The complexity of pools being screened is another variable that can be adjusted. In our screen for proteins that signal to NF-κB, we used a pool complexity of 100 cDNAs/pool because pilot studies with the TRAF2 protein (an E3 ubiquitin ligase) had suggested that this complexity would allow detection of molecules several fold weaker than this protein of “average” potency in the assay. Pool complexity can be as small as one, i.e. an individual cDNA, and can be as large as is allowed by the sensitivity of the reporter assay, but the complexity will determine the minimum specific activity that can be detected in the screen. In these screens, transfection efficiency is usually optimal at a given concentration of total DNA used for the transfection. Since this parameter is held constant, say at 400 ng per 105 cells, the higher the complexity of that 400 ng of pool DNA, the lower the concentration of each assayed cDNA in the pool. A pool complexity of 100 cDNAs/pool will allow the assay of 4 ng each for each of the 100 cDNAs in the pool. In contrast, a pool complexity of 10 cDNAs/pool would allow 40 ng of each cDNA to be assayed, while a complexity of 1 would allow 400 ng of the cDNA to be assayed. It is not predictable how many ng of a particular cDNA need to be transfected to achieve detectability in the assay, and this parameter will be highly variable from cDNA to cDNA, and screen to screen. Higher-complexity pools allow the screening of more cDNAs per series of assays and therefore one confronts a trade-off between sensitivity and throughput that each investigator must judge.

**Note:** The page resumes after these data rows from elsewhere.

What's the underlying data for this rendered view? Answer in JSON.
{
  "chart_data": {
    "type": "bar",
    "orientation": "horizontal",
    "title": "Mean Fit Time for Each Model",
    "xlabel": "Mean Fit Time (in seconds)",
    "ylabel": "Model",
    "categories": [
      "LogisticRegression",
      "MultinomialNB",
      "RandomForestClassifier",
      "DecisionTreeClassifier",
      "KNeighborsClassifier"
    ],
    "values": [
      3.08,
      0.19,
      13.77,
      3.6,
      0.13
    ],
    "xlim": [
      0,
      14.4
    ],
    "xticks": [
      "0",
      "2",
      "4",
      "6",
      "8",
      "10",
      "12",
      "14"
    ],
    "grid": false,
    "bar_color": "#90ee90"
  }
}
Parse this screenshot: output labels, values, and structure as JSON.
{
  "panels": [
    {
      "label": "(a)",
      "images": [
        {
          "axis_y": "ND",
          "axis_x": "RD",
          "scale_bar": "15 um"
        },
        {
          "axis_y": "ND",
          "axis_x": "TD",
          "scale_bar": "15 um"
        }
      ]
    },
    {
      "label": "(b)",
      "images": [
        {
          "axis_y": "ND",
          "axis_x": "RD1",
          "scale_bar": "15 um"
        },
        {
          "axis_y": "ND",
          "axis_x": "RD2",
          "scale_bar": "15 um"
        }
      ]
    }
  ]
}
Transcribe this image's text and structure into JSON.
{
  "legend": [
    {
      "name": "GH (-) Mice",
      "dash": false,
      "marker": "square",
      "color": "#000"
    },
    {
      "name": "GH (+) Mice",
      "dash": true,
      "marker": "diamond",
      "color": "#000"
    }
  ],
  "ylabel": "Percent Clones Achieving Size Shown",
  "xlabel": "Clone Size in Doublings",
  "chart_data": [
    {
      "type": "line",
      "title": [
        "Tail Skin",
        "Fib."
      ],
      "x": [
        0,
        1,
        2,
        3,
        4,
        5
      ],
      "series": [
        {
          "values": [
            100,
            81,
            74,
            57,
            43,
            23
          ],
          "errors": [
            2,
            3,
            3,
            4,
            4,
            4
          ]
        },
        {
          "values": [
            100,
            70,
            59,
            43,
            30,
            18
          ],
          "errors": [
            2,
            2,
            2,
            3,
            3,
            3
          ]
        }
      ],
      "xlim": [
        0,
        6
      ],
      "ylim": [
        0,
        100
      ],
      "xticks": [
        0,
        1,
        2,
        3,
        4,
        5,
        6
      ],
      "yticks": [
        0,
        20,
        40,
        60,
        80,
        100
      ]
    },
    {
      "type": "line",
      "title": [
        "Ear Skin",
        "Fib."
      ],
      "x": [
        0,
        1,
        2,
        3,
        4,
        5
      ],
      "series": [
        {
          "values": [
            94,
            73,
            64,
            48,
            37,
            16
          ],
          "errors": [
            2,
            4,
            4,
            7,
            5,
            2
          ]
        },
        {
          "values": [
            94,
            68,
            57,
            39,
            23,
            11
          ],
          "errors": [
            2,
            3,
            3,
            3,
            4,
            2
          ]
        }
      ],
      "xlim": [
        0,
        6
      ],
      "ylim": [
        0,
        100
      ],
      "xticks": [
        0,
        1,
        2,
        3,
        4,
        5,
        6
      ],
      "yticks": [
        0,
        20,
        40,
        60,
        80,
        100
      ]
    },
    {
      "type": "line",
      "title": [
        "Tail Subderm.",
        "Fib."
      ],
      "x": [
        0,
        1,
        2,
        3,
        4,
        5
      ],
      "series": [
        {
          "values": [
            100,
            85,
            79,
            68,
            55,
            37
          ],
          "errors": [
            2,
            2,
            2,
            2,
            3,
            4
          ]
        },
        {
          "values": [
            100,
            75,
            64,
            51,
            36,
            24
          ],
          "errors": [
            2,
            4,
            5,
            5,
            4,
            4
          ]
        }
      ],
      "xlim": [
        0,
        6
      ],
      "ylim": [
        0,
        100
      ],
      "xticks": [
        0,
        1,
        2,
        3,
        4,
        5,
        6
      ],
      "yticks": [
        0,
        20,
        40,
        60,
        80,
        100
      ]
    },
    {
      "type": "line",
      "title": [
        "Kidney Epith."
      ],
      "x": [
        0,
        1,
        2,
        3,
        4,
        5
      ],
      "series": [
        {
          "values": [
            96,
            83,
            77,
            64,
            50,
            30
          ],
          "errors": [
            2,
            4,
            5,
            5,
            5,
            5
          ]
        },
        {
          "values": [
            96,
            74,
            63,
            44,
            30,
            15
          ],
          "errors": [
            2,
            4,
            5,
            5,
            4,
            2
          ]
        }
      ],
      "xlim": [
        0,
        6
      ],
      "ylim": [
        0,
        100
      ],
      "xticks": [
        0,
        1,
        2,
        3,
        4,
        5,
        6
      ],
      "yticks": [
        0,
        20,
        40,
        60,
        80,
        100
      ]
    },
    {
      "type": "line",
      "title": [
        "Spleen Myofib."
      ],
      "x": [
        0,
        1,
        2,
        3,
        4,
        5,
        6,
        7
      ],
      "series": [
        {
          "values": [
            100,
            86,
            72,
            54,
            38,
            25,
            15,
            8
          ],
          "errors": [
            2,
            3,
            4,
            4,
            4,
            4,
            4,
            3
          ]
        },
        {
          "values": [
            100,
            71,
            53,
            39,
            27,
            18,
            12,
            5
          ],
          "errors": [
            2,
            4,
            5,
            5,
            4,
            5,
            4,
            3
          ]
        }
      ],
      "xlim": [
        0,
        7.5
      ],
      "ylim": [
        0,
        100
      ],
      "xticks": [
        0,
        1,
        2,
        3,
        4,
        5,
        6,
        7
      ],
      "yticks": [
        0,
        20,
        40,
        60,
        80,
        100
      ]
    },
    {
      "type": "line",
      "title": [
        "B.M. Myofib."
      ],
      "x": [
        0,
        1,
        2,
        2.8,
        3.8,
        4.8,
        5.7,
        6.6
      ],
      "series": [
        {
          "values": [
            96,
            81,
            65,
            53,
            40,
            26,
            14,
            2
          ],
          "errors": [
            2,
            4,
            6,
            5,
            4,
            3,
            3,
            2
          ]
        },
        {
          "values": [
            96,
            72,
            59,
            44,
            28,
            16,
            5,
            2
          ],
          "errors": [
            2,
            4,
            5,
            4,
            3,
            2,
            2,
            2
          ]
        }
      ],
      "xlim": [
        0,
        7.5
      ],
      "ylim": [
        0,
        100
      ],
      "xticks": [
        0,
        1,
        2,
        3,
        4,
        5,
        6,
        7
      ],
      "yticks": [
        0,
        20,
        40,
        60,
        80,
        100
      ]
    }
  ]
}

The reporter used for screening offers many opportunities. It may consist of one or more copies of an element recognized by a particular transcription factor, and to a first approximation, the more copies of the element, the higher the sensitivity and dynamic range of the luciferase assay. Many reporters for transcription factors are in wide use and could be used for screening. The reporter may also contain a natural gene promoter, enhancer, or other regulatory element, and this screening methodology may be used for the study of an uncharacterized regulatory element. We have used luciferase-based reporters, but other modalities should be compatible with screening as long as their outputs can be quantitatively determined and normalized for transfection efficiency and extract recovery.
The cell line or tissue to be used should support the biological activity that is of interest, and should be as transfectable as is necessary to detect basal and induced reporter activity. We have routinely used HEK293T cells because of their ease of transfection and because they support all activities that we have pursued. Although these cells are derived from human embryonic kidney, they can support the activity of signaling proteins that otherwise are thought to operate in a tissue-specific manner. For example, HEK293T cells could support CARD11 activity when overexpressed, even though CARD11 is not expressed endogenously in these cells. Some activities, in contrast, may require the screen to use a particular cell type or tissue and may even require the use of primary cells.